Global economic tensions brought back interest for the Japanese Yen (Risk-off environment), which was the only currency to perform against the greenback in January; and as some investors said: ‘the JPY carry trade is the only thing that matters’. According to the CFTC, traders have reduced their net short positions to -86.2 (000’s of contracts) in the week ending Jan 28 (from -115K in the previous Commitment of Traders report last week). The Gross yen position have been constantly reduced since Mid-December and we are now with 102.2K short contracts (vs. Long 16K long), closed to three-month lows.
USDJPY is down 340 pips since its high of 105.40 reached on January 2 this year and is now testing the 102.00 resistance again. The question is now: is there more room on the downside for this month of February?
In this article, we display a few charts that we like to watch before starting considering taking a position in USDJPY.
The first one is USDJPY (in black) versus the 10-year Treasury yield (in green).
Since policymakers pronounced the ‘QE Taper’ words last summer, LT yields have started to increase in the US bringing back interest for the US Dollar. Between November 1st 2013 and January 2nd 2013, the 10-year yield has surged from 2.6% to a high of 3.03%, pushing USDJPY up by 7 figures (from 98.40 to a high of 105.40). However, as you can see it on the chart below (30-min period), Risk-Off sentiment have ‘forced’ traders and investors to hold back the so-called ‘safe-haven’ assets such as US Treasuries and the Japanese Yen as fear has hit the market again in the middle of this global economic meltdown. The US 10-year yield was trading at 2.65% on Friday’s trading session, which means that we are now back at levels we saw in November last year.

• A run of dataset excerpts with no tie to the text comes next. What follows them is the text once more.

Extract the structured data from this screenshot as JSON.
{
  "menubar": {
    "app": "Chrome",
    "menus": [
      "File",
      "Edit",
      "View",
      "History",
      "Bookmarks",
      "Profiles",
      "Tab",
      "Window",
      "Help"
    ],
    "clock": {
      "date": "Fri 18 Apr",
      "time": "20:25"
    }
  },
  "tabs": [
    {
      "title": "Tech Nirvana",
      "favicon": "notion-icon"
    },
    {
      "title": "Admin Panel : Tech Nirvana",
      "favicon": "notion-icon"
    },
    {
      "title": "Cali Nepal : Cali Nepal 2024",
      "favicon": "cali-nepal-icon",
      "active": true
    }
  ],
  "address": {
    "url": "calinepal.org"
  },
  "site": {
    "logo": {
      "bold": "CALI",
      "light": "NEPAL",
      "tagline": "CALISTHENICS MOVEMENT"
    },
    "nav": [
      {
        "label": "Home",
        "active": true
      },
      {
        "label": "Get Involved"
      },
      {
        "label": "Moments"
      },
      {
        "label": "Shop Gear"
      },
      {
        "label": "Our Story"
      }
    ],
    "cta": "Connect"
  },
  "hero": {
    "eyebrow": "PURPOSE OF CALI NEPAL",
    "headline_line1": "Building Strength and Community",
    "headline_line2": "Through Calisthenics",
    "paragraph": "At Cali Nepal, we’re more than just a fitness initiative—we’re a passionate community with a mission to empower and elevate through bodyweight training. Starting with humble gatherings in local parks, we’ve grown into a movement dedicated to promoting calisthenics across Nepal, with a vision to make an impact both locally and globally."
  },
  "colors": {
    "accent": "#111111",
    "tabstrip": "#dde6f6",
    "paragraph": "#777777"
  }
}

The second chart that we like to watch is the correlation between USDJPY (in black) and the US equity market (in purple). In theory, when bond prices increase (i.e. yields fall), the stock market decreases and we start to see carry traders unwinding their positions. This chart shows how the US equity market (S&P 500 index) has reacted since it reached its historical high of 1,848 on December 31. As you can see it, the S&P 500 closed at 1,782.60 on Friday, down 3.57% since its December’s high (while USDJPY was down 3.22%). The 22-day correlation between the two underlying assets is now at 90%…
Another chart to look at would be USDJPY versus the Nikkei index. In the early London trading session, we usually have a quick look at the Asian fundamentals that came out overnight and watch how the equity market reacted then. It gives me an idea if it is worth considering holding a position in USDJPY in my book or not. When we see an agitated overnight session, it takes us a bit longer to decide entering either a short or long position.
Quick Technical Analysis on USDJPY:
The next support on the currency pair stands at 101.60 (December 5 lows). If USDJPY still continues to slide this week, the next level to watch on the downside will be 101.06 (its 100-day moving average), which we think the pair will hit before the NFP release next Friday.